Sunday, July 10, 2016

Increasing Light Speed

Please refer to the later post "No Sustained "Bood" dated 14 Jul 2016.  No oscillations.
In the post "Energy Accounting With Fourier" dated 08 Jul 2016, it was proposed that \(E\) itself has speed \(c\) that varies in a sinusoidal, 


\(v=c_{max}sin(t)+c_o\)

When \(E\) is above light speed in lapses into the time dimension.  \(E\) is Fourier transformed 

\(E\overset{Fourier}{\longrightarrow }B\)

to \(B\).

If this is the case, the average light speed, \(c_{ave}\)

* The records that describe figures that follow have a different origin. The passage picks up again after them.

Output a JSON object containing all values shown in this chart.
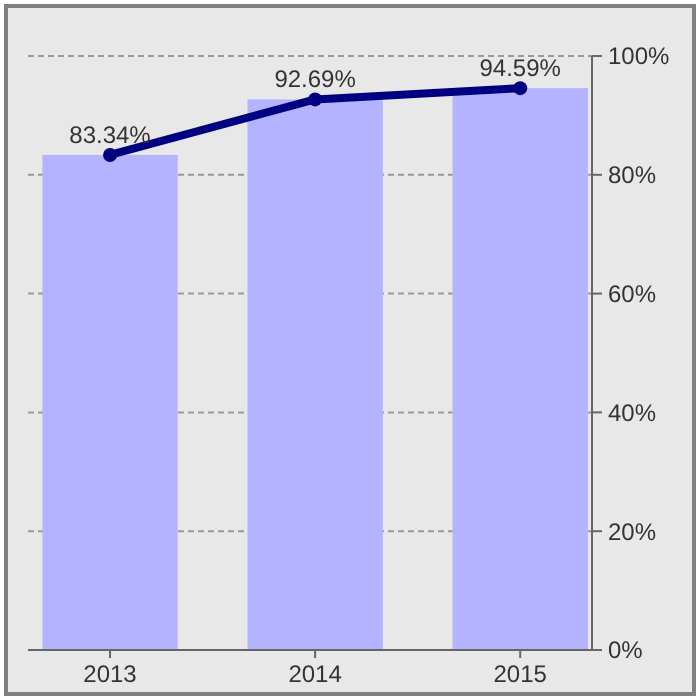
{
  "chart_data": {
    "type": "bar",
    "categories": [
      "2013",
      "2014",
      "2015"
    ],
    "series": [
      {
        "color": "#b3b3ff",
        "values": [
          83.34,
          92.69,
          94.59
        ]
      },
      {
        "type": "line",
        "color": "#000080",
        "values": [
          83.34,
          92.69,
          94.59
        ],
        "value_labels": [
          "83.34%",
          "92.69%",
          "94.59%"
        ]
      }
    ],
    "ylim": [
      0,
      100
    ],
    "yticks": [
      {
        "value": 0,
        "label": "0%"
      },
      {
        "value": 20,
        "label": "20%"
      },
      {
        "value": 40,
        "label": "40%"
      },
      {
        "value": 60,
        "label": "60%"
      },
      {
        "value": 80,
        "label": "80%"
      },
      {
        "value": 100,
        "label": "100%"
      }
    ],
    "grid": "y",
    "marker": "circle",
    "line_style": "solid"
  }
}
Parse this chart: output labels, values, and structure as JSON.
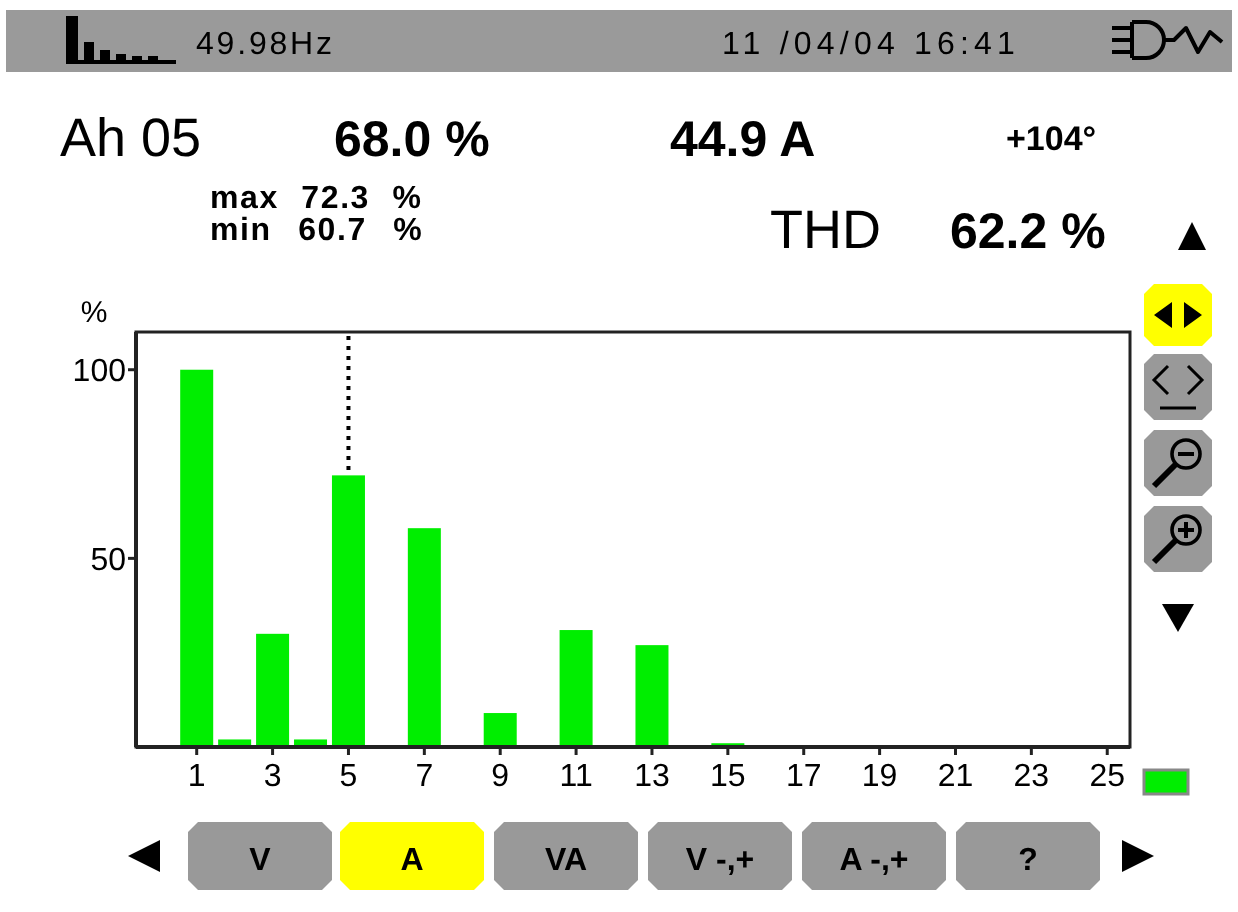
{
  "chart_data": {
    "type": "bar",
    "x": [
      1,
      2,
      3,
      4,
      5,
      7,
      9,
      11,
      13,
      15
    ],
    "values": [
      100,
      2,
      30,
      2,
      72,
      58,
      9,
      31,
      27,
      1
    ],
    "color": "#00ee00",
    "ylabel": "%",
    "xlim": [
      -0.6,
      25.6
    ],
    "xticks": [
      1,
      3,
      5,
      7,
      9,
      11,
      13,
      15,
      17,
      19,
      21,
      23,
      25
    ],
    "ylim": [
      0,
      110
    ],
    "yticks": [
      50,
      100
    ],
    "ref_lines": [
      {
        "axis": "x",
        "value": 5,
        "line_style": "dotted"
      }
    ],
    "annotations": [
      "49.98Hz",
      "11 /04/04 16:41",
      "Ah 05",
      "68.0 %",
      "44.9 A",
      "+104°",
      "max 72.3 %",
      "min 60.7 %",
      "THD",
      "62.2 %",
      "V",
      "A",
      "VA",
      "V -,+",
      "A -,+",
      "?"
    ]
  }
}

\(c_{ave}=c_{max}.\cfrac{1}{\pi}\int_{0}^{\pi}{sin(x)}+c_o\)

\(c_{ave}=\cfrac{2}{\pi}c_{max}+c_o\)

It is likely that when we measure light speed by observing \(E\) or \(B\),

\(c_{measured}=c_{ave}=\cfrac{2}{\pi}c_{max}+c_o\) 

we are measuring \(c_{ave}\) and not \(c_o\).  If \(c_{max}\) increases linearly with \(E\) then it might be possible to obtain \(c_o\), the true light speed, by extrapolating from varies values of \(c_{max}\) to the c-intercept when \(E=0\).

This might explain why \(c\) seems to increase with increasing \(E\).